RAG vs Balanced Scorecard. The Balanced Scorecard is a strategic performance framework that can incorporate RAG ratings for each scorecard metric. The two complement rather than compete.
RAG vs traffic-light KPI scorecards. Functionally the same. RAG is one form of traffic-light KPI reporting, and the terms are often used interchangeably.
FAQs
What is the RAG rating system in the UK?
The RAG rating system in the UK is a Red, Amber, Green status reporting framework used widely across UK government, the NHS, financial services, education and other sectors to communicate the health of a project, programme, risk or compliance item. Red indicates critical issues, Amber indicates risks requiring monitoring, and Green indicates everything is on track. The system originated in UK government project management practice and is built into PRINCE2.
What is the RAG system?
The RAG system is a visual reporting framework using three colours, Red, Amber and Green, to communicate the status of a project, task, milestone or compliance item. Red signals critical problems, Amber signals at-risk items needing attention, and Green signals delivery on plan. It is used across project management, compliance, risk management and performance reporting worldwide.

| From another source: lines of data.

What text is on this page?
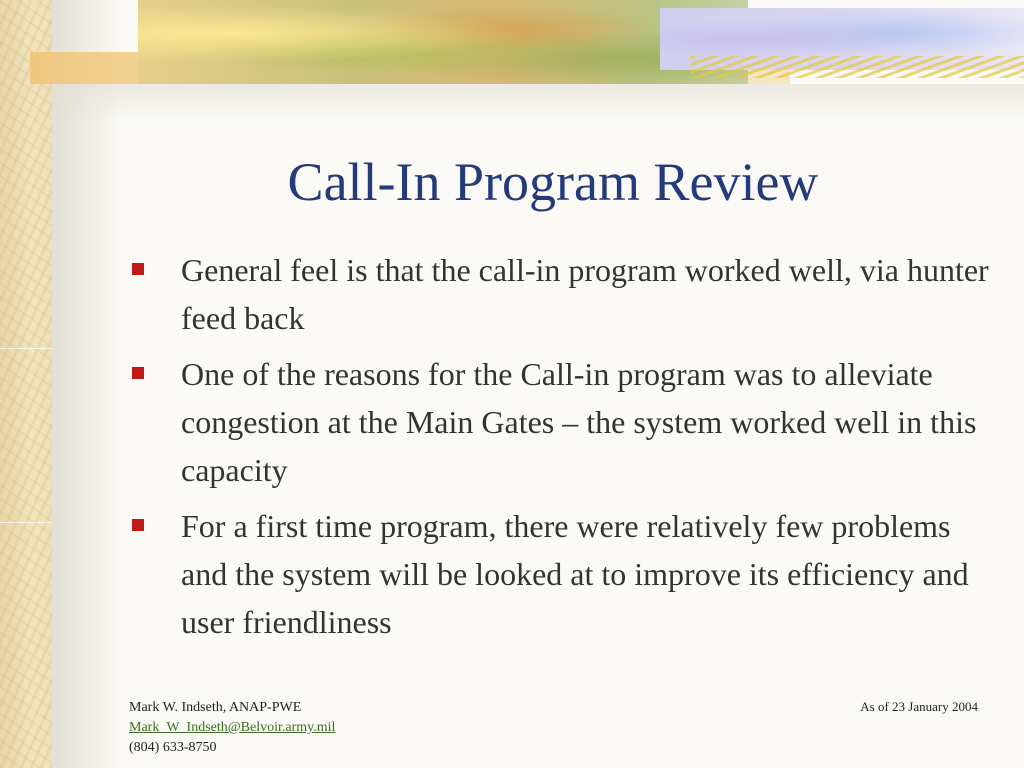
Call-In Program Review
General feel is that the call-in program worked well, via hunter feed back
One of the reasons for the Call-in program was to alleviate congestion at the Main Gates – the system worked well in this capacity
For a first time program, there were relatively few problems and the system will be looked at to improve its efficiency and user friendliness
Mark W. Indseth, ANAP-PWE
Mark_W_Indseth@Belvoir.army.mil
(804) 633-8750
As of 23 January 2004
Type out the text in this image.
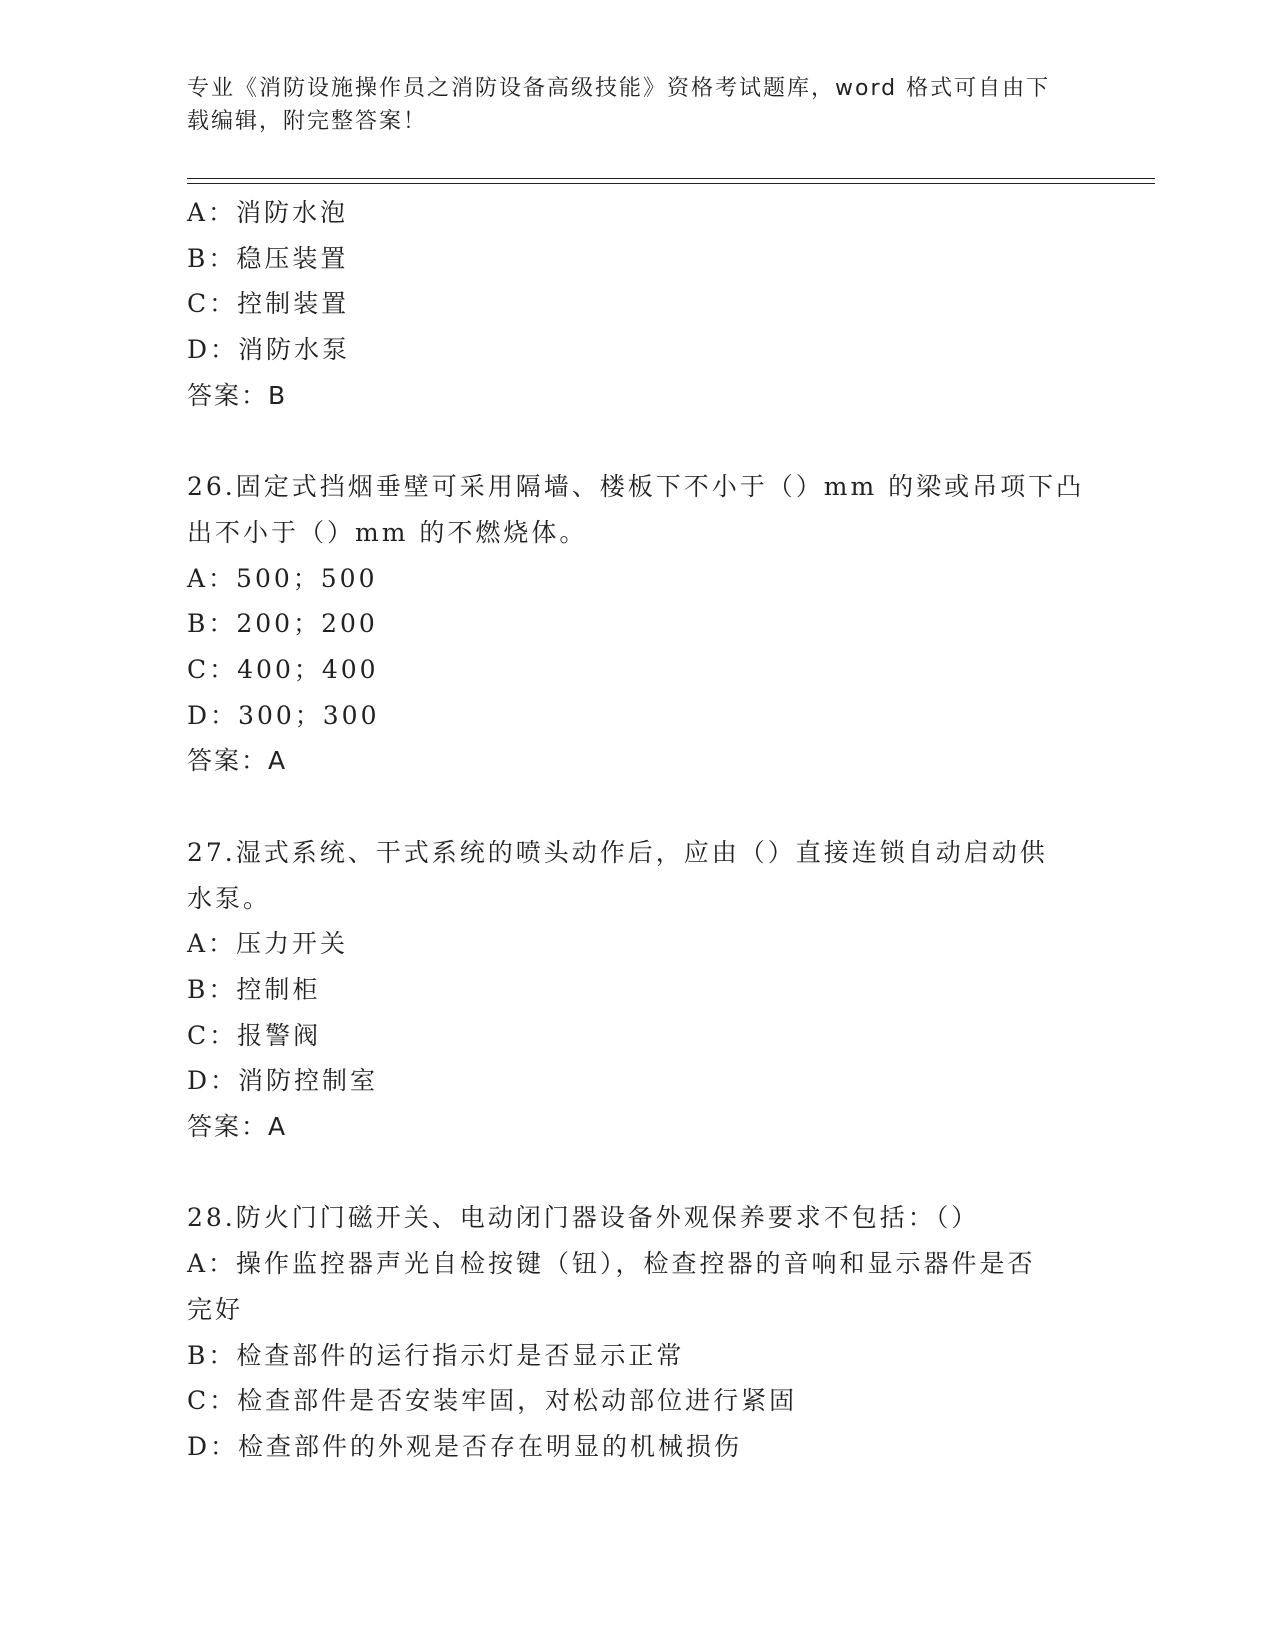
专业《消防设施操作员之消防设备高级技能》资格考试题库，word 格式可自由下
载编辑，附完整答案！
A：消防水泡
B：稳压装置
C：控制装置
D：消防水泵
答案：B
26.固定式挡烟垂壁可采用隔墙、楼板下不小于（）mm 的梁或吊项下凸
出不小于（）mm 的不燃烧体。
A：500；500
B：200；200
C：400；400
D：300；300
答案：A
27.湿式系统、干式系统的喷头动作后，应由（）直接连锁自动启动供
水泵。
A：压力开关
B：控制柜
C：报警阀
D：消防控制室
答案：A
28.防火门门磁开关、电动闭门器设备外观保养要求不包括：（）
A：操作监控器声光自检按键（钮），检查控器的音响和显示器件是否
完好
B：检查部件的运行指示灯是否显示正常
C：检查部件是否安装牢固，对松动部位进行紧固
D：检查部件的外观是否存在明显的机械损伤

What are the 7 types of RAG?
The 7 types of RAG are the seven most common dimensions of RAG status reporting: 1) Schedule RAG, 2) Budget RAG, 3) Scope RAG, 4) Quality RAG, 5) Risk RAG, 6) Resource RAG, and 7) Stakeholder/Communications RAG. A comprehensive project dashboard reports all seven plus an overall aggregate RAG status.
What are the 4 levels of RAG?
The 4 levels of RAG refer to extended RAG models that add a fourth colour to the standard Red, Amber, Green. The most common extension is Blue (completed), giving the RAGB or BRAG model. Some frameworks instead add Black (halted or cancelled). A second interpretation is the IPA Delivery Confidence Assessment, which uses a 5-point scale with four sub-levels between Red and Green: Red, Amber/Red, Amber, Amber/Green, Green.
What does Red-Amber-Green compliance framework mean?
The Red-Amber-Green compliance framework is the application of RAG ratings specifically to regulatory and policy compliance. Red indicates current non-compliance with a regulatory or policy obligation. Amber indicates compliance is at risk and requires remediation. Green indicates full compliance. The framework is used widely in UK financial services, the NHS, education and other regulated sectors.
Who uses RAG ratings in the UK?
UK government departments, the NHS, banks and insurers, universities and schools, construction and infrastructure programmes (HS2, Crossrail, nuclear new-build), enterprise IT projects, and most large UK corporates use RAG ratings as standard reporting practice. The Infrastructure and Projects Authority publishes annual RAG ratings for the Government Major Projects Portfolio.
What is the difference between RAG and BRAG?
RAG uses three colours: Red, Amber, Green. BRAG adds a fourth colour, Blue, typically used to signal completed items. Both communicate status visually; BRAG provides a clearer distinction between in-progress work and finished work.
Is the RAG system part of PRINCE2?
Yes. PRINCE2, the UK-developed project management methodology now used worldwide, uses RAG reporting in its highlight reports and exception management process. PRINCE2-trained project managers default to RAG-based status reporting.
What is watermelon reporting in RAG?
Watermelon reporting refers to a project reported as Green on the outside (in formal status reports) but Red on the inside (in the underlying reality). It is a well-documented dysfunction in cultures where Red reports carry career consequences, and it undermines the trust that makes RAG reporting valuable.
How are RAG colours assigned?
RAG colours are assigned by comparing project performance against defined tolerances for each dimension. For example, schedule RAG: Green = within 5% of plan, Amber = 5-15% slippage, Red = more than 15% slippage. Best-practice UK organisations define explicit numerical tolerances to remove subjectivity from RAG assignments.